Als ich ungefähr zwei Jahre alt war starb meine Großmutter mütterlicherseits und meine Eltern wollten mich nicht auf die weite Zugreise ins Saarland mitnehmen.

Ein Kollege meines Vaters, der selbst zwei kleine Jungen hatte, erbot sich, mich während dieser Zeit aufzunehmen und da ich ihn kannte fremdelte ich auch nicht.

Zwei Tage später hatte ich meine Eltern vergessen und da der

Kollege dieselbe Statur und Uniform wie mein Vater hatte, war er bald für mich mein Vater.

Jeden Abend, wenn er vom Dienst nach Hause kam, wieselte ich in den Flur, hievte seine schweren Pantoffeln hoch und stolperte auf ihn zu, streckte ihm die Puschen mit strahlendem Lächeln und den Worten: „Vati kalte Füß!“, entgegen.

Dieser Satz verfolgte mich dann jahrelang.

Jedes Mal wenn ich dem Kollegen begegnete, egal wo und wenn es mitten im Supermarkt war, dann grinste er von einem Ohr zum anderen und brüllte mit seiner dröhnenden Stimme:

Vati kalte Füß!“

Das konnte manchmal ganz schön peinlich sein, besonders wenn man inzwischen ein Teenager ist.



Wir hatten eine schöne Kindheit.

Es war keine heile Welt, es wurde auch gestritten, gezickt, gezankt und wir bekamen, wenn wir es verdienten auch eine auf den Popo.

Doch die vielen fröhlichen und glücklichen Stunden, sowie die Liebe und Geborgenheit begleiten uns ein Leben lang.

Bei uns wurde viel gesungen, besonders die alten Volkslieder, wenn wir drei Mädels abspülten sangen wir dabei und aus irgendeinem Zimmer fiel meine Mutter mit ein und manchmal brummte auch mein Vater dazwischen.

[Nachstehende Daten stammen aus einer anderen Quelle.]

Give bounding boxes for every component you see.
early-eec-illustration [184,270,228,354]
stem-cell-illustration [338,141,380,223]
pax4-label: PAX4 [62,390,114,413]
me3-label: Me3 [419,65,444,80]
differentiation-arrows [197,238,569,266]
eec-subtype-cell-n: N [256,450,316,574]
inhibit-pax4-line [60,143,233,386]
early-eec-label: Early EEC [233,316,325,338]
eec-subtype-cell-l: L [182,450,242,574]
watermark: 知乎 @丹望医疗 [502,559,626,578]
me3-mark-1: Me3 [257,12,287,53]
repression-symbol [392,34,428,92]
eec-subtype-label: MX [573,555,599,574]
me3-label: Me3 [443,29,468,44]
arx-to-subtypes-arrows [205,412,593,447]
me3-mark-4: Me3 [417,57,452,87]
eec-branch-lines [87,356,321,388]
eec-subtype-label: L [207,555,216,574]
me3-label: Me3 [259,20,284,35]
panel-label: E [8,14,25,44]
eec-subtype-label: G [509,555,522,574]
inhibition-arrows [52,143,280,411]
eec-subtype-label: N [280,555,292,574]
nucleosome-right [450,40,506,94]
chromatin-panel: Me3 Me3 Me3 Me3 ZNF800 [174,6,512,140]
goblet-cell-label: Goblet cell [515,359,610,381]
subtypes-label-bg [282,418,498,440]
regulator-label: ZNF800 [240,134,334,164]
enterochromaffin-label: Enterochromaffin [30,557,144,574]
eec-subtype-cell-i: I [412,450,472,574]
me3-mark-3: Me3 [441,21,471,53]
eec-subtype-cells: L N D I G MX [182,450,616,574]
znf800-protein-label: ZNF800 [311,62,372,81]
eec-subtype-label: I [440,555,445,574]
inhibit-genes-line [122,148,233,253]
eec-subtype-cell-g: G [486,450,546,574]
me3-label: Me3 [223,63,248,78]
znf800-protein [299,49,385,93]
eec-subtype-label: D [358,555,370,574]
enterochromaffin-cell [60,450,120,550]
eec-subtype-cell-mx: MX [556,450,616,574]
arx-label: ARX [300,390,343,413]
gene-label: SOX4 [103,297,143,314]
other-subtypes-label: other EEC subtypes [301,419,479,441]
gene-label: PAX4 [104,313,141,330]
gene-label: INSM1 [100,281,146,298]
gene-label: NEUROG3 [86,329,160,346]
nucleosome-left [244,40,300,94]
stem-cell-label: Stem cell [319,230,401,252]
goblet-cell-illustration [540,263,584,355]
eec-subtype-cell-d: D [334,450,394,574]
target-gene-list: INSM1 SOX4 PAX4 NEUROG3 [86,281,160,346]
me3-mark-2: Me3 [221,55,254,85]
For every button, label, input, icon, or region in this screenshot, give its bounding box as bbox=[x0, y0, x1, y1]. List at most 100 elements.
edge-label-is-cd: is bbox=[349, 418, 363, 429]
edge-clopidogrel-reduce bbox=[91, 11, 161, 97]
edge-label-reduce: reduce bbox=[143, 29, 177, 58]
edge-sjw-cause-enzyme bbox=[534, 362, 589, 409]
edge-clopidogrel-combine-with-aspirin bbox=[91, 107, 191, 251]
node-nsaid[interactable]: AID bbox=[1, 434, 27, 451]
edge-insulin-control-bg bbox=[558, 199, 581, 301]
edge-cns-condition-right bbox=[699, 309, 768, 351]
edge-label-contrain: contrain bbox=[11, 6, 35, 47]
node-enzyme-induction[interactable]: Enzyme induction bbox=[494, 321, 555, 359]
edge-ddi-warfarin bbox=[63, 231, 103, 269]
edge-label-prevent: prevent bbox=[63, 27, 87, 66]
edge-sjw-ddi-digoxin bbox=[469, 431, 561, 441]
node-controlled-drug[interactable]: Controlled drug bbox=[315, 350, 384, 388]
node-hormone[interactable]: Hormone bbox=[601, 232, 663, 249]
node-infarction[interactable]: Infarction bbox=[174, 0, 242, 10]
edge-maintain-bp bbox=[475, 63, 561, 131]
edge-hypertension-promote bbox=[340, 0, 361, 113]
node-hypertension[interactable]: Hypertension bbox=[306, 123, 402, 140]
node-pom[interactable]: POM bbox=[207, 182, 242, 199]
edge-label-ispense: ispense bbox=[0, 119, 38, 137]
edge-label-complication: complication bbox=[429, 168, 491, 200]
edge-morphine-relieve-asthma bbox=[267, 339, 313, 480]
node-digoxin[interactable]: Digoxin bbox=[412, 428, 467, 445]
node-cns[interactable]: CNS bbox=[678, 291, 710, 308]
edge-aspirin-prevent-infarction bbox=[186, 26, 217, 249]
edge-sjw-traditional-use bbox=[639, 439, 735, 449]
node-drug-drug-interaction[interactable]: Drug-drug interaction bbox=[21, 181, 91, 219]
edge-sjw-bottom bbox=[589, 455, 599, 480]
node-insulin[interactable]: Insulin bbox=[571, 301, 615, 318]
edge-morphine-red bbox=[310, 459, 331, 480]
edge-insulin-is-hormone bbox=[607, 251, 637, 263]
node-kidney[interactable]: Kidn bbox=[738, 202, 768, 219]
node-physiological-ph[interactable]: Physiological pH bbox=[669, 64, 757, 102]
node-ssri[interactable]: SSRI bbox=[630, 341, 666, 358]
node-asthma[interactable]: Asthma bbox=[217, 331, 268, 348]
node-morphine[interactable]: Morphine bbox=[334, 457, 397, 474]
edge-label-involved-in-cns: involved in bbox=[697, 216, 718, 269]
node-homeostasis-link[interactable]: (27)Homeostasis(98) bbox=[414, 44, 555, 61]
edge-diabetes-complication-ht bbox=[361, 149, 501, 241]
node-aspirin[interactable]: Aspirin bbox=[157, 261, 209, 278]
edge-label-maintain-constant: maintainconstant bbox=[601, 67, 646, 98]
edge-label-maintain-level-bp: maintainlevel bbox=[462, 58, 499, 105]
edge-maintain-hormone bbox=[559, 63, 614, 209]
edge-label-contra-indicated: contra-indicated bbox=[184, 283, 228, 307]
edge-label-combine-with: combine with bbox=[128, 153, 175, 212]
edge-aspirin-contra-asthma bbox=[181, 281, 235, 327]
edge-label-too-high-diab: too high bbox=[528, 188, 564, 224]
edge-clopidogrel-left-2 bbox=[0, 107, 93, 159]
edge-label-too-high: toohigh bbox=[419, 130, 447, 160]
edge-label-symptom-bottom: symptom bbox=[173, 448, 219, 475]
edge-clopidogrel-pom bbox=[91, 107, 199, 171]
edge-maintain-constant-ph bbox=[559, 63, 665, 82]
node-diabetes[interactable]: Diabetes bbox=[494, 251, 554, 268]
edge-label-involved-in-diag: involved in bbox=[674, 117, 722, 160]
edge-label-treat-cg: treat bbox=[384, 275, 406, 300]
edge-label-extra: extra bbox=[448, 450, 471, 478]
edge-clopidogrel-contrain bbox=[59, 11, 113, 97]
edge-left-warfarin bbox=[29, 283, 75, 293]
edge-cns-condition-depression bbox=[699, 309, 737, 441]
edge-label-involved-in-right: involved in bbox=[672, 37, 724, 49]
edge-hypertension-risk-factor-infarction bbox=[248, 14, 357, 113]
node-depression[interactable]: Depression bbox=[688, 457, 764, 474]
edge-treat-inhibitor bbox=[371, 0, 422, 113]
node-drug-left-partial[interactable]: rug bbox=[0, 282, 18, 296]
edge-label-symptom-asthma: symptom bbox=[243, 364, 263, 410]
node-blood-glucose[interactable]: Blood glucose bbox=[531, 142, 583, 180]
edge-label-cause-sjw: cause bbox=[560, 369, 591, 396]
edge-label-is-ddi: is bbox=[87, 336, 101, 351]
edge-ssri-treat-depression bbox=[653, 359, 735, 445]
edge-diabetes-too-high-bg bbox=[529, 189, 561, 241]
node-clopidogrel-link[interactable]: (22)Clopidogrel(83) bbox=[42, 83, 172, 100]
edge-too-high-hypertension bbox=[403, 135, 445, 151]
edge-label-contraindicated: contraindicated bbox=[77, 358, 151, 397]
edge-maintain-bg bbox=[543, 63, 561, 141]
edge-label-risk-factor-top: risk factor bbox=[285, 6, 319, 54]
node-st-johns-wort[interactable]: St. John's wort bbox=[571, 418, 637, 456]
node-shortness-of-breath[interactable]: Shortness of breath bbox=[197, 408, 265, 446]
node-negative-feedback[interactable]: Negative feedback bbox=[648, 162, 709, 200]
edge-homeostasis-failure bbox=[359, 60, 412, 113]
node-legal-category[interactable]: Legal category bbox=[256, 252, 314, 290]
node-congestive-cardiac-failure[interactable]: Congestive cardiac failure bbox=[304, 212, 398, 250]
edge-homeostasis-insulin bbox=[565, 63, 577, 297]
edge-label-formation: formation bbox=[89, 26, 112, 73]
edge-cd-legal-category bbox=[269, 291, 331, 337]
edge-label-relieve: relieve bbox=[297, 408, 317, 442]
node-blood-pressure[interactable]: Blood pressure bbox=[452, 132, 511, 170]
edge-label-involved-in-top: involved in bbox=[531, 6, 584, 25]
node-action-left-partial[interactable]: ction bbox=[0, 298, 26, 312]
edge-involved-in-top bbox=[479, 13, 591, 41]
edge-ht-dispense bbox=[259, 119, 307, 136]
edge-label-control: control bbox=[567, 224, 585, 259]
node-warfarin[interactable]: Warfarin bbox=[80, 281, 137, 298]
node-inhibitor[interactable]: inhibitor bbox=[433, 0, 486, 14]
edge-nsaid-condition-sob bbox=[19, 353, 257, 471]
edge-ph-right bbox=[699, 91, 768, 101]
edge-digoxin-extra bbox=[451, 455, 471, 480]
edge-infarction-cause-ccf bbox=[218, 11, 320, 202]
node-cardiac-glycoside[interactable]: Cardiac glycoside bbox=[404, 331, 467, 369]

Mein Lieblingslied ist übrigens bis heute:

Am Brunnen vor dem Tore...“

 

Mein Vater liebte Friedrich Schiller.

Als Bub musste er das lange Gedicht vom Lied der Glocke auswendig lernen und jedes mal wenn er uns ärgern wollte zitierte er daraus.

Samstags saßen wir gerne mit unserer Mutter länger am Frühstückstisch und erzählten und lachten.

Das mochte er gar nicht, vielleicht fühlte er sich auch als einziger Mann ausgeschlossen.

Jedenfalls, sobald er seine Tasse Kaffee ausgetrunken hatte, erhob er sich, ging in das angrenzende Zimmer und begann demonstrativ aufzuräumen und dabei zitierte er so laut, dass wir es ja auch mitbekamen aus dem Lied der Glocke:


Und drinnen waltet

Die züchtige Hausfrau

Die Mutter der Kinder

Und herrscht weise

Im häuslichen Kreise

Und lehret die Mädchen

Und wehret die Knaben

Und regt ohne Ende

Die fleißigen Hände“


Natürlich hat uns das zu noch größeren Heiterkeitsausbrüchen

veranlasst und am Ende musste er selbst mitlachen.

Sind es nicht gerade seine Macken, die einen Menschen besonders liebenswert machen?

Als wir größer waren lag jedes Jahr unter dem Weihnachtsbaum ein Gesellschaftsspiel und wir saßen dann zusammen und spielten. 

Mein Vater mogelte für sein Leben gerne dabei, aber so, dass man es merkte, denn meine Mutter regte sich immer furchtbar darüber auf und das bereitete ihm eine diebische Freude.

Überhaupt verband meine Eltern eine große Liebe zueinander die 44 Jahre hielt.

Leider erkrankte mein Vater die letzten vier Jahre an Alzheimer.

Eine sehr schlimme Krankheit, denn der Mensch den du einst gekannt hast, verschwindet mit der Zeit, lange vor seinem Tod.

Aber ich behalte ihn in Erinnerung wie er war: Ein guter Vater!